Les musiciens meurent aussi
Quelques mots à propos du visionnage successif de deux films de Jim Jarmush lors d'une récente rétrospective : "Year Of The Horse" (1997) et "Dead Man" (1995). Lien de parenté : on sait que le réalisateur c’est imprégné de la musique de Neil Young and Crazy Horse pour réaliser son "Dead Man" et qu’il a d’ailleurs fait appel à Neil Young pour réaliser la musique du film.
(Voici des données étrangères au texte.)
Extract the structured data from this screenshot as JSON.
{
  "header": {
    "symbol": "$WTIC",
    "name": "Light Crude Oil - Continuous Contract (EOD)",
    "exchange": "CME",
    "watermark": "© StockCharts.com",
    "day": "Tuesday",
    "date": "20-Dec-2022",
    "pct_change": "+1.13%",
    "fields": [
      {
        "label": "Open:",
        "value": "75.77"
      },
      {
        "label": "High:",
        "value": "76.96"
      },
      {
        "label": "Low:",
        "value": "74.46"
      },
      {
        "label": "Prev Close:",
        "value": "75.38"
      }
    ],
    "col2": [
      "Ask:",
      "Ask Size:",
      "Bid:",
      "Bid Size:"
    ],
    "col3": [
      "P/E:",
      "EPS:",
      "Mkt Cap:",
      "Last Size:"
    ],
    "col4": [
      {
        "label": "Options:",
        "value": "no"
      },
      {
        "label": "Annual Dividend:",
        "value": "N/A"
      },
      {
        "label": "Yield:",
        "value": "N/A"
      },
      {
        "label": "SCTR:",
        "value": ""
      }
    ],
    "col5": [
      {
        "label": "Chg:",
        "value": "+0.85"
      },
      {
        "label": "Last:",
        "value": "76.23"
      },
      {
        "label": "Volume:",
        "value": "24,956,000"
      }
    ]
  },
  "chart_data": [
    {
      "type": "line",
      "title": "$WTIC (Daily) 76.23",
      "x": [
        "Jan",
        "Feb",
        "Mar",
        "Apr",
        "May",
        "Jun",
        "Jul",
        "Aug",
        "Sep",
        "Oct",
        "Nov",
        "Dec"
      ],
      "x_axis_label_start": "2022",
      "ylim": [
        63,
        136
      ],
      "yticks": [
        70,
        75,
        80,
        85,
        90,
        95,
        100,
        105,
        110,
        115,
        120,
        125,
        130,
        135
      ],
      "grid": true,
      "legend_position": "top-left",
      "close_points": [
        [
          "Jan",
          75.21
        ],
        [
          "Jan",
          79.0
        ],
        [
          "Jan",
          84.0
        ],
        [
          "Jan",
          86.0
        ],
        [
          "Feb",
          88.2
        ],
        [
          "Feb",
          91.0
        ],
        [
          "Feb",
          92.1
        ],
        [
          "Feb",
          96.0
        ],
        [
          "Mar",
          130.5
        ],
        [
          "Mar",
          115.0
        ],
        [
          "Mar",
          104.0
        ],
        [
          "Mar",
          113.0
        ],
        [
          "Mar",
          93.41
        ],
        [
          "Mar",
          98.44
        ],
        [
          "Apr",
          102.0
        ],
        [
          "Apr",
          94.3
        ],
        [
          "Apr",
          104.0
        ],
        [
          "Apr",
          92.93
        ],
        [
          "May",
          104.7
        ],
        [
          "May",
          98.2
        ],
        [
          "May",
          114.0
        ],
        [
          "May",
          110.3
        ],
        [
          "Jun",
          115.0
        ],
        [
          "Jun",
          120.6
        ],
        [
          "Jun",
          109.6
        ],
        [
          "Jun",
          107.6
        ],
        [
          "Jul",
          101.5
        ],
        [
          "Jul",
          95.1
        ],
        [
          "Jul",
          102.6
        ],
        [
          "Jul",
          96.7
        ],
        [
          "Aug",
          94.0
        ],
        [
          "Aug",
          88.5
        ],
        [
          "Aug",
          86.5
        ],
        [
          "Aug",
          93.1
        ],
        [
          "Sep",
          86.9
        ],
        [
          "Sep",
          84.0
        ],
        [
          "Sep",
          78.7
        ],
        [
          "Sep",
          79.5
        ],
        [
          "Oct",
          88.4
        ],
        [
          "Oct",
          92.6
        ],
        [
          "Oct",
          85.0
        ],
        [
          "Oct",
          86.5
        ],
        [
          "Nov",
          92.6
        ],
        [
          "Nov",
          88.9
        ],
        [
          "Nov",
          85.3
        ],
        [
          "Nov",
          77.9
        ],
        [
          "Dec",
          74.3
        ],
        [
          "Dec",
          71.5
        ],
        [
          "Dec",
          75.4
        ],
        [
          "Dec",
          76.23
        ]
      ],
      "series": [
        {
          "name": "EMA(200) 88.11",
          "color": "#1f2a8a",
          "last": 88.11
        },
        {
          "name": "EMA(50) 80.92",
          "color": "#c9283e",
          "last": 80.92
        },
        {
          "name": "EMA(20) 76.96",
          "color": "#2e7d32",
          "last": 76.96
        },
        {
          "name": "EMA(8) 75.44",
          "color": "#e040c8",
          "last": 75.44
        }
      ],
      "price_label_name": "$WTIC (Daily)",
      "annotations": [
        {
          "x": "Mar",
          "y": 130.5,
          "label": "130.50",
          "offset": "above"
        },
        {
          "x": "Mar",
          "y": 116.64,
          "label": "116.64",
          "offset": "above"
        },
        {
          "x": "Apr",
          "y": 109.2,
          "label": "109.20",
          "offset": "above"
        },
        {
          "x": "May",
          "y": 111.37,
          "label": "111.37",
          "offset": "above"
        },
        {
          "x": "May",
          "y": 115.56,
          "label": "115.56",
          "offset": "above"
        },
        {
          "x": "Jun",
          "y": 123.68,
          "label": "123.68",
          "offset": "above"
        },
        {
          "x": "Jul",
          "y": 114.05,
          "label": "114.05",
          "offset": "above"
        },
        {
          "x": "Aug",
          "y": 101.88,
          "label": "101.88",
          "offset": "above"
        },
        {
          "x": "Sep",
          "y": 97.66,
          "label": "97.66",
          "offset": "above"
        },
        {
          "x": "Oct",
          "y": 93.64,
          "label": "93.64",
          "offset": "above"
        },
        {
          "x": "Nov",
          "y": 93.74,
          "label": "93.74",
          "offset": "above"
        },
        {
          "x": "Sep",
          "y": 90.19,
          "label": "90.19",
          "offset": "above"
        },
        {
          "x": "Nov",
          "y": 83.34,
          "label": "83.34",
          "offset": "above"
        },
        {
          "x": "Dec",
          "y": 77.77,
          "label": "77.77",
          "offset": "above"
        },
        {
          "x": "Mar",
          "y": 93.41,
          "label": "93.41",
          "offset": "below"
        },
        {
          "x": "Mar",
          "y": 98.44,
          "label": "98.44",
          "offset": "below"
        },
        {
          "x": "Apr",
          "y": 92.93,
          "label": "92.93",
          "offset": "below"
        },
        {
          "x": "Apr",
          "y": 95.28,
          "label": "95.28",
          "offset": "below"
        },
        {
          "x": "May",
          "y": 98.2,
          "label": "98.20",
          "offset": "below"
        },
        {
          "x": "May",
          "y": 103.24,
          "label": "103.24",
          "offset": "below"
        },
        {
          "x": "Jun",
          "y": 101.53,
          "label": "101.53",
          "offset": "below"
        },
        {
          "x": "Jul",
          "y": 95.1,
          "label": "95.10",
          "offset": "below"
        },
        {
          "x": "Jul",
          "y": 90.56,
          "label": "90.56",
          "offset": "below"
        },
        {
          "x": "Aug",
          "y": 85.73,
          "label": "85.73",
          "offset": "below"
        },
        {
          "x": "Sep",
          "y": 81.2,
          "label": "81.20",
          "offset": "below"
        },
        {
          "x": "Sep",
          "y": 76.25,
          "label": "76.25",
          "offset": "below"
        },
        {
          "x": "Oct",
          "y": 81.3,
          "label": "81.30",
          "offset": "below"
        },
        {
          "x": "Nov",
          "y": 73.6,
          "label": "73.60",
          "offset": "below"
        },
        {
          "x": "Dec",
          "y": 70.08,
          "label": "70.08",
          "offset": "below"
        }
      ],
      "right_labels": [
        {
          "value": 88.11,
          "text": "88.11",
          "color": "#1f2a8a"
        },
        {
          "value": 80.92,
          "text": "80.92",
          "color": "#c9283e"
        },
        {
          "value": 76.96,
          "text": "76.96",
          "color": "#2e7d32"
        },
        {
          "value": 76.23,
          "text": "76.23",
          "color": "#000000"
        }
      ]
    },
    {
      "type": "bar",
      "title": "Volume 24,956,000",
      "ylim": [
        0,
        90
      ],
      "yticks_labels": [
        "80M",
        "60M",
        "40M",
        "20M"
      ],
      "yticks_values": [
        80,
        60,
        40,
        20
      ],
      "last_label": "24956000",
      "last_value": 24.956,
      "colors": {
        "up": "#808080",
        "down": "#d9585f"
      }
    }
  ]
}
Est-on en droit de préférer "Year Of The Horse" à "Dead Man" ? C’est en tout cas mon sentiment après avoir découvert ces deux films l'un juste après l'autre. Il est probablement aberrant de mettre sur un pied d’égalité film de fiction et documentaire mais tout de même la démarche de Jarmush me semble beaucoup plus franche dans le premier film que dans le second.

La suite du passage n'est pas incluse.